The compound index is defined as this: type_1_organizationId_1_payload.learningPackage.leagningPackageId_1_learnerId_1_timestamp_-1


Solution

  • Unless I've seriously misunderstood something about your question, I think the answer is parallelism.

    At the beginning you mention that:

    • A single query takes ~5 seconds of wall clock time
    • 10 queries that each do ~10% of the work give you "the result" in ~0.7 seconds

    When I first read that second part I had assumed you meant that the requests were sequential. But now rereading (given the additional context below) I realize that you actually don't specify. You also don't specify what "the result" means when you're running 10 queries or if you're submitting them in parallel. I'm assuming now that these queries are being submitted in parallel and you see approximately 0.7 seconds of total wall clock duration to get the results (and perhaps finish combining them client side).

    If you submitted the operations in parallel, then they could each take 0.5 seconds of wall clock time and that would perfectly mirror the 10% of work that each is doing. The total amount of execution time is the same (0.5s x 10 = 5s), we're just changing it to be done concurrently rather than sequentially. This fits pretty nicely into the 0.7 seconds that you referenced for that approach.

    Apart from sharding, MongoDB presently does not have any intraquery parallelism capabilities as far as I'm aware. So your large single query will run in a single thread and the totality of its execution will manifest as elapsed wall clock time.

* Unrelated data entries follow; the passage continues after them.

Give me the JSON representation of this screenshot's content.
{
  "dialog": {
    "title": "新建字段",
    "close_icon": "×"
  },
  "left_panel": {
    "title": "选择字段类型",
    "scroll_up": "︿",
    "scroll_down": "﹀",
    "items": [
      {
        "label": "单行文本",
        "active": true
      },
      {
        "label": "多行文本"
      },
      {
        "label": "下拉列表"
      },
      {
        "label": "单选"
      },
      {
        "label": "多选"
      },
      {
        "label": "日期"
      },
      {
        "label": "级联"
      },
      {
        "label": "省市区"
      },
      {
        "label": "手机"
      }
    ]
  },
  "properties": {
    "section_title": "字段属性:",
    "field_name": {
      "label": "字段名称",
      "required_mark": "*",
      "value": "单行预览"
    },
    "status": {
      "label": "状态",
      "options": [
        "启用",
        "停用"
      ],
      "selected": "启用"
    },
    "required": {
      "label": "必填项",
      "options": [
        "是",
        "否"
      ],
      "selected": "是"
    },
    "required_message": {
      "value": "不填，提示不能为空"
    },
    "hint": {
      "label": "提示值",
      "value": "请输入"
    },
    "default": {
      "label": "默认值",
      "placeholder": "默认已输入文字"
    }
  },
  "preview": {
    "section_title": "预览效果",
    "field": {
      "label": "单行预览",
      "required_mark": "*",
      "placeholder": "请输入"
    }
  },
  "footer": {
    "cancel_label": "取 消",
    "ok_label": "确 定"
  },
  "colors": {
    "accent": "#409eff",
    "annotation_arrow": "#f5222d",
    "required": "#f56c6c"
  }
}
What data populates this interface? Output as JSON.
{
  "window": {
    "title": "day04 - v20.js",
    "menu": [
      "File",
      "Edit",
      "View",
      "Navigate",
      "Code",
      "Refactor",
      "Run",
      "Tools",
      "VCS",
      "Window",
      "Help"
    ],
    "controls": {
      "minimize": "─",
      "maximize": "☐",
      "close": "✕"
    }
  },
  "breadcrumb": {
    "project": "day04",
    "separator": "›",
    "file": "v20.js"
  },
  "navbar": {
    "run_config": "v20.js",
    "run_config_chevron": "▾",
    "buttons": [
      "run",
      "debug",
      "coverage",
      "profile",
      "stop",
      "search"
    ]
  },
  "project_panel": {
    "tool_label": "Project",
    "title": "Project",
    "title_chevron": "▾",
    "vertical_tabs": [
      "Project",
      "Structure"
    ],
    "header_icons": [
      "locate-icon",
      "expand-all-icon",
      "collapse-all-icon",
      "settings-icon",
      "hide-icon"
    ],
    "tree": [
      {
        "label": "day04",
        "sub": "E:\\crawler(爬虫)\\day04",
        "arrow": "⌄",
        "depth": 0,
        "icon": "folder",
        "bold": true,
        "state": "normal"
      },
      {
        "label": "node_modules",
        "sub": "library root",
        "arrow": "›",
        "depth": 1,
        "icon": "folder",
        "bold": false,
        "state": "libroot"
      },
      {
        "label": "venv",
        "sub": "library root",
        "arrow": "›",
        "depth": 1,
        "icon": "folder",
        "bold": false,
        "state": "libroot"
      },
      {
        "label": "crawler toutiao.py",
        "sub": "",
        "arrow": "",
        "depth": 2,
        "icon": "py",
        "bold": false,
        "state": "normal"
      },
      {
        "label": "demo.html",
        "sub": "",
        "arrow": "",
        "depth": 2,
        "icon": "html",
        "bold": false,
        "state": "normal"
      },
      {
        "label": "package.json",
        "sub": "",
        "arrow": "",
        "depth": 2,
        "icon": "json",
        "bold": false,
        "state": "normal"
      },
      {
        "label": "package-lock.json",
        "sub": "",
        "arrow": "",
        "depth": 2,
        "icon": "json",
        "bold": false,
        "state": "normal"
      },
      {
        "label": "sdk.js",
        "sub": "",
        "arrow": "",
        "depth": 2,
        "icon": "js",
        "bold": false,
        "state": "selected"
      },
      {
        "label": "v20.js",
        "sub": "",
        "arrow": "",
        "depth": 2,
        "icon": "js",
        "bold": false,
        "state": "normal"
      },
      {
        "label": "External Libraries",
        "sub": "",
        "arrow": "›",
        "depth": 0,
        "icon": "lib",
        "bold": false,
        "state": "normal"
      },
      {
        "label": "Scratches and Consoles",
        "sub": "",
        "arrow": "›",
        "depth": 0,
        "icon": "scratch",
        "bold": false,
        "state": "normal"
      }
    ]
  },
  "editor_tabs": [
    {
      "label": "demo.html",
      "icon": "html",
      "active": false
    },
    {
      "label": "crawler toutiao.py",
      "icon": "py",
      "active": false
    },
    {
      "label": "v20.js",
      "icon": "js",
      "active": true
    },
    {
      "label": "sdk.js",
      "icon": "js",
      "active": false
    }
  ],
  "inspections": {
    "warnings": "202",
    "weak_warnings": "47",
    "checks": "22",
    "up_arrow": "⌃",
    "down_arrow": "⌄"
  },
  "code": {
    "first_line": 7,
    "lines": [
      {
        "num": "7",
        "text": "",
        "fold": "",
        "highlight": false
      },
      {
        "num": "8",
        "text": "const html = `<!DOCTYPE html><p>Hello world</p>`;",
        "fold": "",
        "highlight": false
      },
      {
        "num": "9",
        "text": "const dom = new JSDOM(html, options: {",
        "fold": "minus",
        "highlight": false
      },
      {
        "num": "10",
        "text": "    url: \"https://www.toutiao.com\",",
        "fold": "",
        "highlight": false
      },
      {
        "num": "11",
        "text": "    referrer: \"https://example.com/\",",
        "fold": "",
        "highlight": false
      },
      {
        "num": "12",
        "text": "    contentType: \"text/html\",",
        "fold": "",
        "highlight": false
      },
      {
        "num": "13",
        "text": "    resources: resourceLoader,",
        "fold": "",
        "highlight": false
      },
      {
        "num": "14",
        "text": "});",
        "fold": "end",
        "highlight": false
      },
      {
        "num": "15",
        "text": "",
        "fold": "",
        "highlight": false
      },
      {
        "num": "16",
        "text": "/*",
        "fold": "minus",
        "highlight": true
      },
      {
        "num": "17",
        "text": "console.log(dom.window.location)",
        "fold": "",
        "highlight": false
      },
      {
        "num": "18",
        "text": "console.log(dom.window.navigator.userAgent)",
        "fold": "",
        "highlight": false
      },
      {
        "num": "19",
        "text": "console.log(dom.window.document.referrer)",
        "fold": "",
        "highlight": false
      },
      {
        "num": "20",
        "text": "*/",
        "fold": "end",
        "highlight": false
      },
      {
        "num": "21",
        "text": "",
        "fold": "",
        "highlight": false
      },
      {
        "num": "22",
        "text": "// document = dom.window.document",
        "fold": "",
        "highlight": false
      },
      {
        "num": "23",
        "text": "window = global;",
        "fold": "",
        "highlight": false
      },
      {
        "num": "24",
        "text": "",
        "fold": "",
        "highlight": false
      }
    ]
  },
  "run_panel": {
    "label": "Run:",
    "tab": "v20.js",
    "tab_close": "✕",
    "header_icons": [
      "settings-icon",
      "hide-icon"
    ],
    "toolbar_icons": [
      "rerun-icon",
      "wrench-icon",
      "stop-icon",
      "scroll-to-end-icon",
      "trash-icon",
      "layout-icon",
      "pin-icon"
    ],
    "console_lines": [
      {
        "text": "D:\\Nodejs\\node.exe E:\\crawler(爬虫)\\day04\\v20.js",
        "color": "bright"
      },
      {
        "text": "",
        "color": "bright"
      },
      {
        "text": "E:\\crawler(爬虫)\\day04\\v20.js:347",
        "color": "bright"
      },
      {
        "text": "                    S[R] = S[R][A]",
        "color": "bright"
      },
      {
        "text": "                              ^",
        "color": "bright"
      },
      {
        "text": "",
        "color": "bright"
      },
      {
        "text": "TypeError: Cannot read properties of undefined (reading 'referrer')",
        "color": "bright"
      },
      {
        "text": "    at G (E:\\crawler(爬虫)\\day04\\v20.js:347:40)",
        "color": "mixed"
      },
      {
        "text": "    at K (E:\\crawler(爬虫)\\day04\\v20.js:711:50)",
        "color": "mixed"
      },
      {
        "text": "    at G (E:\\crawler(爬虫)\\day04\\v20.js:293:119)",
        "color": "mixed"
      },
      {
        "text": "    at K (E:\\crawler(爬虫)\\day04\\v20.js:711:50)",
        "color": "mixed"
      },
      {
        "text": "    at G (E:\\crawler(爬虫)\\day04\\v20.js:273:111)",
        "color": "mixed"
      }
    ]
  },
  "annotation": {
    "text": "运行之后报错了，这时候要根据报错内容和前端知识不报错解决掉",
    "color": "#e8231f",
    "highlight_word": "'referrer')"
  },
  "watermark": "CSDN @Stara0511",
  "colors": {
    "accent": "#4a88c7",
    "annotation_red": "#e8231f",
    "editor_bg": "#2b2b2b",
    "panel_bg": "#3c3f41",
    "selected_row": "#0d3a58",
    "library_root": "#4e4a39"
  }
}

    In the additional information, you've given us these critical pieces of information:

    List size Keys examined Duration Keys per millisecond
    ~1,600 2,067,367 4.590 seconds 450 keys/ms
    180 (11.25%) 402,809 (19.48%) 0.383 seconds (8.34%) 1051 keys/ms

    While this single comparison does support the claim that the smaller query is disproportionately faster, it is only marginally so. The original question implied that sequential execution of 10 smaller queries ran 86% faster than the combined query. But these later numbers suggest that the wall combined time of the smaller queries would be along the lines of:

    • 1.966 seconds (processing ~2M keys at ~1k per ms)
    • 3.404 seconds (using that 383ms duration for each 11.25% portion of the list size)

    Again, faster but within the same order of magnitude and much closer than how I originally read the description. It's also important to emphasize the fact that this is a single comparison point - any number of factors can influence it and therefore the conclusions we draw from it. Even things like the amount of seeking in the index that this smaller list of 180 items had to do may or may not be proportional to the seeks needed overall (384,269), and if it is a lower portion then this "subquery" would misrepresent the amount of "work" that will be needed overall.

    In general I'd also put out a reminder here that there can be more overhead when computing larger result sets. The big thing to be aware of would be if the operation had to spill to disk, but the execution stats that you provided for the larger operation directly show that this is not a factor at the moment.